Anthropic Unveils New AI "Constitution" for Claude

2026-01-22

Anthropic PBC has unveiled an updated version of the Claude Charter today, a document outlining how its large language model series should process user prompts.

The company initially released the original version of this document in May 2023. It contained directives aimed at preventing Claude from generating harmful or unhelpful outputs. Recognizing limitations in these initial instructions, Anthropic opted to draft a new constitutional framework.

A primary challenge identified was Claude's difficulty in applying broad, human-authored guidelines to novel situations. If safety instructions for the LLM did not explicitly specify how to address a particular prompt, the model might produce an incorrect or undesirable response.

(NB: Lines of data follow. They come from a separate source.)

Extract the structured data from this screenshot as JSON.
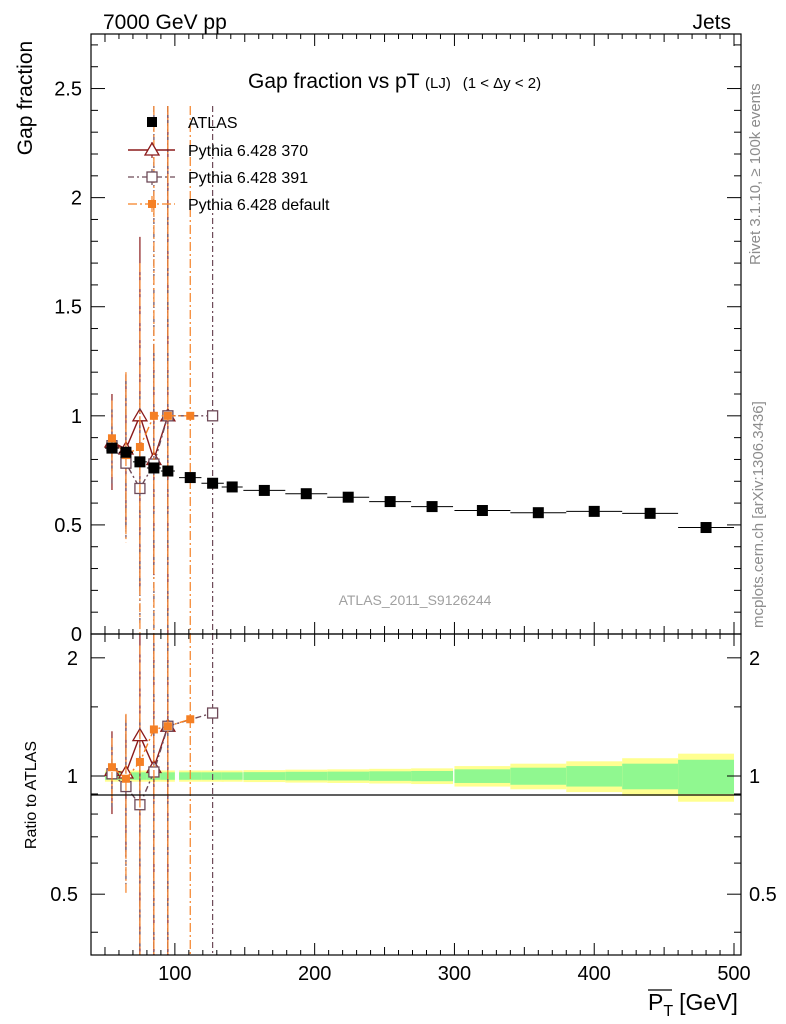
{
  "header": {
    "left": "7000 GeV pp",
    "right": "Jets"
  },
  "side_texts": {
    "rivet": "Rivet 3.1.10, ≥ 100k events",
    "mcplots": "mcplots.cern.ch [arXiv:1306.3436]"
  },
  "colors": {
    "atlas": "#000000",
    "p370": "#8b1a1a",
    "p391": "#6e4a58",
    "pdefault": "#f58025",
    "band_inner": "#90f890",
    "band_outer": "#ffff90"
  },
  "chart_data": {
    "type": "scatter",
    "title": "Gap fraction vs pT",
    "title_sub": "(LJ)",
    "title_cut": "(1 < Δy < 2)",
    "analysis_label": "ATLAS_2011_S9126244",
    "xlabel": "P_T [GeV]",
    "xlabel_main": "P",
    "xlabel_sub": "T",
    "xlabel_unit": "[GeV]",
    "ylabel": "Gap fraction",
    "ratio_ylabel": "Ratio to ATLAS",
    "xlim": [
      40,
      505
    ],
    "ylim": [
      0,
      2.75
    ],
    "ratio_ylim": [
      0.35,
      2.3
    ],
    "xticks": [
      100,
      200,
      300,
      400,
      500
    ],
    "xtick_labels": [
      "100",
      "200",
      "300",
      "400",
      "500"
    ],
    "yticks": [
      0,
      0.5,
      1,
      1.5,
      2,
      2.5
    ],
    "ytick_labels": [
      "0",
      "0.5",
      "1",
      "1.5",
      "2",
      "2.5"
    ],
    "ratio_yticks": [
      0.5,
      1,
      2
    ],
    "ratio_ytick_labels": [
      "0.5",
      "1",
      "2"
    ],
    "legend_position": "top-left",
    "legend": [
      "ATLAS",
      "Pythia 6.428 370",
      "Pythia 6.428 391",
      "Pythia 6.428 default"
    ],
    "series": [
      {
        "name": "ATLAS",
        "marker": "filled-square",
        "x": [
          55,
          65,
          75,
          85,
          95,
          111,
          127,
          141,
          164,
          194,
          224,
          254,
          284,
          320,
          360,
          400,
          440,
          480
        ],
        "xerr": [
          5,
          5,
          5,
          5,
          5,
          8,
          8,
          7.5,
          15,
          15,
          15,
          15,
          15,
          20,
          20,
          20,
          20,
          20
        ],
        "y": [
          0.852,
          0.833,
          0.789,
          0.761,
          0.747,
          0.717,
          0.691,
          0.674,
          0.658,
          0.643,
          0.627,
          0.607,
          0.584,
          0.566,
          0.556,
          0.562,
          0.553,
          0.488
        ],
        "band_inner": [
          0.022,
          0.022,
          0.022,
          0.022,
          0.022,
          0.022,
          0.022,
          0.022,
          0.023,
          0.025,
          0.026,
          0.028,
          0.03,
          0.04,
          0.05,
          0.06,
          0.075,
          0.1
        ],
        "band_outer": [
          0.033,
          0.033,
          0.033,
          0.033,
          0.033,
          0.033,
          0.033,
          0.033,
          0.035,
          0.038,
          0.04,
          0.043,
          0.046,
          0.06,
          0.075,
          0.09,
          0.11,
          0.14
        ]
      },
      {
        "name": "Pythia 6.428 370",
        "marker": "open-triangle",
        "dash": "",
        "x": [
          55,
          65,
          75,
          85,
          95
        ],
        "y": [
          0.88,
          0.848,
          1.0,
          0.8,
          1.0
        ],
        "ylo": [
          0.66,
          0.48,
          0.2,
          0.27,
          0.0
        ],
        "yhi": [
          1.1,
          1.19,
          1.82,
          1.33,
          2.42
        ]
      },
      {
        "name": "Pythia 6.428 391",
        "marker": "open-square",
        "dash": "6,3,2,3",
        "x": [
          55,
          65,
          75,
          85,
          95,
          127
        ],
        "y": [
          0.863,
          0.783,
          0.667,
          0.779,
          1.0,
          1.0
        ],
        "ylo": [
          0.69,
          0.44,
          0.05,
          0.0,
          0.0,
          0.0
        ],
        "yhi": [
          1.03,
          1.16,
          1.1,
          2.42,
          2.42,
          2.42
        ]
      },
      {
        "name": "Pythia 6.428 default",
        "marker": "filled-square-small",
        "dash": "9,3,2,3",
        "x": [
          55,
          65,
          75,
          85,
          95,
          111
        ],
        "y": [
          0.897,
          0.82,
          0.857,
          1.0,
          1.0,
          1.0
        ],
        "ylo": [
          0.72,
          0.42,
          0.0,
          0.0,
          0.0,
          0.0
        ],
        "yhi": [
          1.07,
          1.2,
          1.7,
          2.42,
          2.42,
          2.42
        ]
      }
    ],
    "ratio_series": [
      {
        "name": "Pythia 6.428 370",
        "x": [
          55,
          65,
          75,
          85,
          95
        ],
        "y": [
          1.033,
          1.018,
          1.267,
          1.051,
          1.339
        ],
        "ylo": [
          0.8,
          0.62,
          0.25,
          0.35,
          0.0
        ],
        "yhi": [
          1.3,
          1.43,
          2.35,
          2.35,
          2.35
        ]
      },
      {
        "name": "Pythia 6.428 391",
        "x": [
          55,
          65,
          75,
          85,
          95,
          127
        ],
        "y": [
          1.013,
          0.94,
          0.845,
          1.024,
          1.339,
          1.447
        ],
        "ylo": [
          0.82,
          0.53,
          0.0,
          0.0,
          0.0,
          0.0
        ],
        "yhi": [
          1.2,
          1.39,
          1.4,
          2.35,
          2.35,
          2.35
        ]
      },
      {
        "name": "Pythia 6.428 default",
        "x": [
          55,
          65,
          75,
          85,
          95,
          111
        ],
        "y": [
          1.053,
          0.984,
          1.086,
          1.314,
          1.339,
          1.395
        ],
        "ylo": [
          0.85,
          0.5,
          0.0,
          0.0,
          0.0,
          0.0
        ],
        "yhi": [
          1.25,
          1.44,
          2.15,
          2.35,
          2.35,
          2.35
        ]
      }
    ]
  }
}
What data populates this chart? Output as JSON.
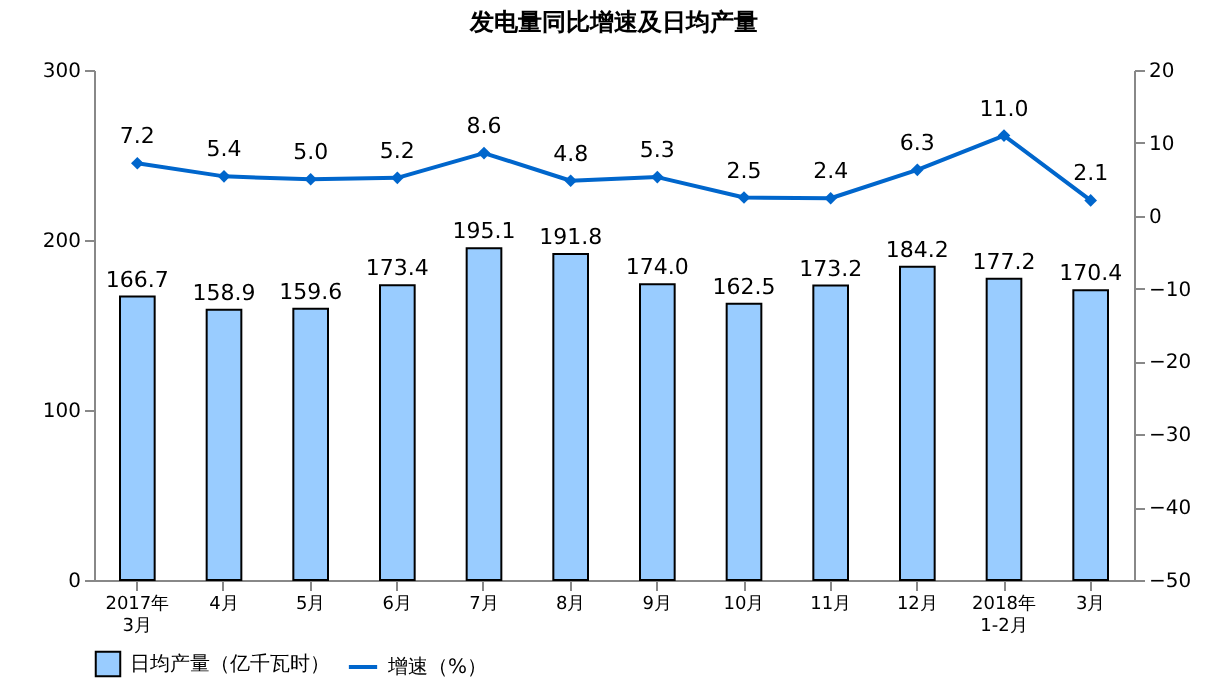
{
  "chart_data": {
    "type": "bar",
    "title": "发电量同比增速及日均产量",
    "categories": [
      "2017年\n3月",
      "4月",
      "5月",
      "6月",
      "7月",
      "8月",
      "9月",
      "10月",
      "11月",
      "12月",
      "2018年\n1-2月",
      "3月"
    ],
    "series": [
      {
        "name": "日均产量（亿千瓦时）",
        "color": "#99ccff",
        "values": [
          166.7,
          158.9,
          159.6,
          173.4,
          195.1,
          191.8,
          174.0,
          162.5,
          173.2,
          184.2,
          177.2,
          170.4
        ],
        "value_labels": [
          "166.7",
          "158.9",
          "159.6",
          "173.4",
          "195.1",
          "191.8",
          "174.0",
          "162.5",
          "173.2",
          "184.2",
          "177.2",
          "170.4"
        ]
      },
      {
        "name": "增速（%）",
        "type": "line",
        "axis": "y2",
        "color": "#0066cc",
        "marker": "diamond",
        "values": [
          7.2,
          5.4,
          5.0,
          5.2,
          8.6,
          4.8,
          5.3,
          2.5,
          2.4,
          6.3,
          11.0,
          2.1
        ],
        "value_labels": [
          "7.2",
          "5.4",
          "5.0",
          "5.2",
          "8.6",
          "4.8",
          "5.3",
          "2.5",
          "2.4",
          "6.3",
          "11.0",
          "2.1"
        ]
      }
    ],
    "ylim": [
      0,
      300
    ],
    "yticks": [
      0,
      100,
      200,
      300
    ],
    "y2lim": [
      -50,
      20
    ],
    "y2ticks": [
      -50,
      -40,
      -30,
      -20,
      -10,
      0,
      10,
      20
    ],
    "legend": "bottom"
  }
}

According to Anthropic, the new charter not only provides instructions for the Claude models but also explains "why we want them to behave in certain ways." This explanatory component makes it easier for the large language models to apply principles to unfamiliar tasks.

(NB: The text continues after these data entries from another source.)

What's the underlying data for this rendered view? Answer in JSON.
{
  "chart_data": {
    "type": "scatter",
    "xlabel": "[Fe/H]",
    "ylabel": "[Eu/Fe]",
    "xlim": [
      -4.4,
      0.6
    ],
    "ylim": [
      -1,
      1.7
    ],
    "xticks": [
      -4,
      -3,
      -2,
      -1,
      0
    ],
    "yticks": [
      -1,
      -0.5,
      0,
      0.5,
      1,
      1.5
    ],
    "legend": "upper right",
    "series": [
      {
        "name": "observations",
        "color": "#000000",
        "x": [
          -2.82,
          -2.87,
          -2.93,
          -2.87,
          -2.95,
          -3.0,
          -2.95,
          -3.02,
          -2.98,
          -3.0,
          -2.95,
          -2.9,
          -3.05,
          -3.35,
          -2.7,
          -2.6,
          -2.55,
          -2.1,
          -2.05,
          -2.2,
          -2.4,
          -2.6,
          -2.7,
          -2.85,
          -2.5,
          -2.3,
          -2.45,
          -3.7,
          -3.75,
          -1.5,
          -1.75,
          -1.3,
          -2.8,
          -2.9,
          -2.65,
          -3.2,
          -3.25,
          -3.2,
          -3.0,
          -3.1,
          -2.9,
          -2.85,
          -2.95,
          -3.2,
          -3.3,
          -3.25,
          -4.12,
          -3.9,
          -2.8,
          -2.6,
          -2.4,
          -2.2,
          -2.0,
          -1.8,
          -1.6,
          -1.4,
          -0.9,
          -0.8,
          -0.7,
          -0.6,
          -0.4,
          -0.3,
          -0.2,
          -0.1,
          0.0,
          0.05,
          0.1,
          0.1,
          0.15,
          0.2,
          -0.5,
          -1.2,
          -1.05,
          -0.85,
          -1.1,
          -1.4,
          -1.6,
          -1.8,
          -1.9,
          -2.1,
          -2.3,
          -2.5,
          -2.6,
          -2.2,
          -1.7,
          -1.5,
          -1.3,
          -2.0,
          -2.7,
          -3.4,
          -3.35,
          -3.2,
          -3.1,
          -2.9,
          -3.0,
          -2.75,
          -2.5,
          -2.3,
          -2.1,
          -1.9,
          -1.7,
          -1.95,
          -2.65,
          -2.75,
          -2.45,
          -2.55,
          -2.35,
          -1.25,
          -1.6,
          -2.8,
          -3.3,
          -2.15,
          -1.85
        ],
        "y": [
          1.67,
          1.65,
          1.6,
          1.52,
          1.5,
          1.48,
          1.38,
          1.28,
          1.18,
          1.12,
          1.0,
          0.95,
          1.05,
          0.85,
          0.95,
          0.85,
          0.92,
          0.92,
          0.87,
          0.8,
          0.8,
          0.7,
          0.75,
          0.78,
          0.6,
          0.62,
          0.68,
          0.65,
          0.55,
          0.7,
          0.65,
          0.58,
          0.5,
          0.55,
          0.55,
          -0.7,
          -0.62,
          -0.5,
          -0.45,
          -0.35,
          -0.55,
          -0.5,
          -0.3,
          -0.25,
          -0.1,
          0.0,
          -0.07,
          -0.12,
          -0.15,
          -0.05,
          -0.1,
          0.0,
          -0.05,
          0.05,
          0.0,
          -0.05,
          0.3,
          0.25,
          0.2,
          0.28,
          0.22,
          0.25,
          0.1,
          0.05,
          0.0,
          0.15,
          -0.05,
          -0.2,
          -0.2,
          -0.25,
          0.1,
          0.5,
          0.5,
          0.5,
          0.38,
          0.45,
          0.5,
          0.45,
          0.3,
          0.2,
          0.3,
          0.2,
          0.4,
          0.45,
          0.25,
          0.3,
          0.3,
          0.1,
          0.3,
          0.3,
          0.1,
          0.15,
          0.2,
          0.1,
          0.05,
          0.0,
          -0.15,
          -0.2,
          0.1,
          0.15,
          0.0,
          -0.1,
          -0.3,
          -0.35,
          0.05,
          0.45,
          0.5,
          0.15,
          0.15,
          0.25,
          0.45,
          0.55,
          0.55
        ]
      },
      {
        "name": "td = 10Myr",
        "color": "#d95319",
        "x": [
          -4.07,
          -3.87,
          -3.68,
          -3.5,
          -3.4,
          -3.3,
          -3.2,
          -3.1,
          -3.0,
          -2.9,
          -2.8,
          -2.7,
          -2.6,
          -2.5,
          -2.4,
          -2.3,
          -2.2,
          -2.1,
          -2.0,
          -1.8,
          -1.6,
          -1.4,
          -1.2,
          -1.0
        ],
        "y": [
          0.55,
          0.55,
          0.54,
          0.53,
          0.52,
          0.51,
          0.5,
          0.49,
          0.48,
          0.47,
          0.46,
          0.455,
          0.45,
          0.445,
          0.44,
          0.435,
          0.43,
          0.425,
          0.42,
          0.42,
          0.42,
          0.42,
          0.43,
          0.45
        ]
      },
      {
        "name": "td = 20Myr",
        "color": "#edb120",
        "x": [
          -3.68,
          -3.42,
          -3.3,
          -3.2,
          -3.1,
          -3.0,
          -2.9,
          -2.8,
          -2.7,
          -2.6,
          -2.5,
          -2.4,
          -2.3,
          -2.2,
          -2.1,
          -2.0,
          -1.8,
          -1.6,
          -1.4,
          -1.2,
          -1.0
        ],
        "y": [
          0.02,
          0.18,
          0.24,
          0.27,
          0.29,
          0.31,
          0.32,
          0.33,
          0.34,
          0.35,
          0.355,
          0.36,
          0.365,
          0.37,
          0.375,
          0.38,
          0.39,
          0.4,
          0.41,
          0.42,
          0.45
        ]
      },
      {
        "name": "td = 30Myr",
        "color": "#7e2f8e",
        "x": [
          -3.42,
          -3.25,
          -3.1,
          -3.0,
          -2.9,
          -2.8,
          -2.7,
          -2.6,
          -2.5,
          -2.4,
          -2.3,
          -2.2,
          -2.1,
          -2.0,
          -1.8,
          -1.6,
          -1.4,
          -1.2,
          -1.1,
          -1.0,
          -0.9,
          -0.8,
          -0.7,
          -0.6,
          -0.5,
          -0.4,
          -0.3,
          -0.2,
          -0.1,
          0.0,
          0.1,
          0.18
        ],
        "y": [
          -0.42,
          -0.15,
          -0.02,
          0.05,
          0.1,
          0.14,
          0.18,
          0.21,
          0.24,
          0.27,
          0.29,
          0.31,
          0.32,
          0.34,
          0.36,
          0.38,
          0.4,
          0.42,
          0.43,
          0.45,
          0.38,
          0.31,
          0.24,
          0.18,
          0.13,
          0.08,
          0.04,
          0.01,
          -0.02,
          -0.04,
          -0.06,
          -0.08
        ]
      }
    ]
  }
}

The revised charter is structured around four core directives. First, Claude should be "genuinely helpful" by ensuring its outputs align with user needs. For instance, the charter stipulates the LLM series should not generate programming code in languages beyond what a developer has requested.

The next section of the document clearly states Claude should be "broadly safe." Anthropic clarifies this means the model should not perform actions the user has prohibited. Claude is also required to maintain transparency regarding its decision-making process.

The charter's other two core priorities are ensuring Claude is "broadly ethical" and adheres to "more specific guidelines" provided by Anthropic. Some of these guidelines explicitly detail how the LLM series should resist jailbreak attempts. Others offer Claude direction on interacting with third-party applications.

This constitutional framework is integrated into Claude's training dataset. Furthermore, the large language models in the series utilize this document to generate additional synthetic training materials. One method Claude employs to create synthetic data is by simulating chat sessions where the charter's guidelines would be applicable.

Anthropic notes the document serves additional purposes. The company's clients can use it to assess whether prompt responses comply with Claude's charter. If discrepancies are found, they can provide feedback to Anthropic.

The company has released the charter under the Creative Commons CC0 1.0 license, allowing public, royalty-free use. Anthropic's primary competitor, OpenAI Group PBC, has adopted the same licensing for its own AI constitution. That document covers many topics similar to the Claude guidelines and forms part of the GPT-5 training dataset.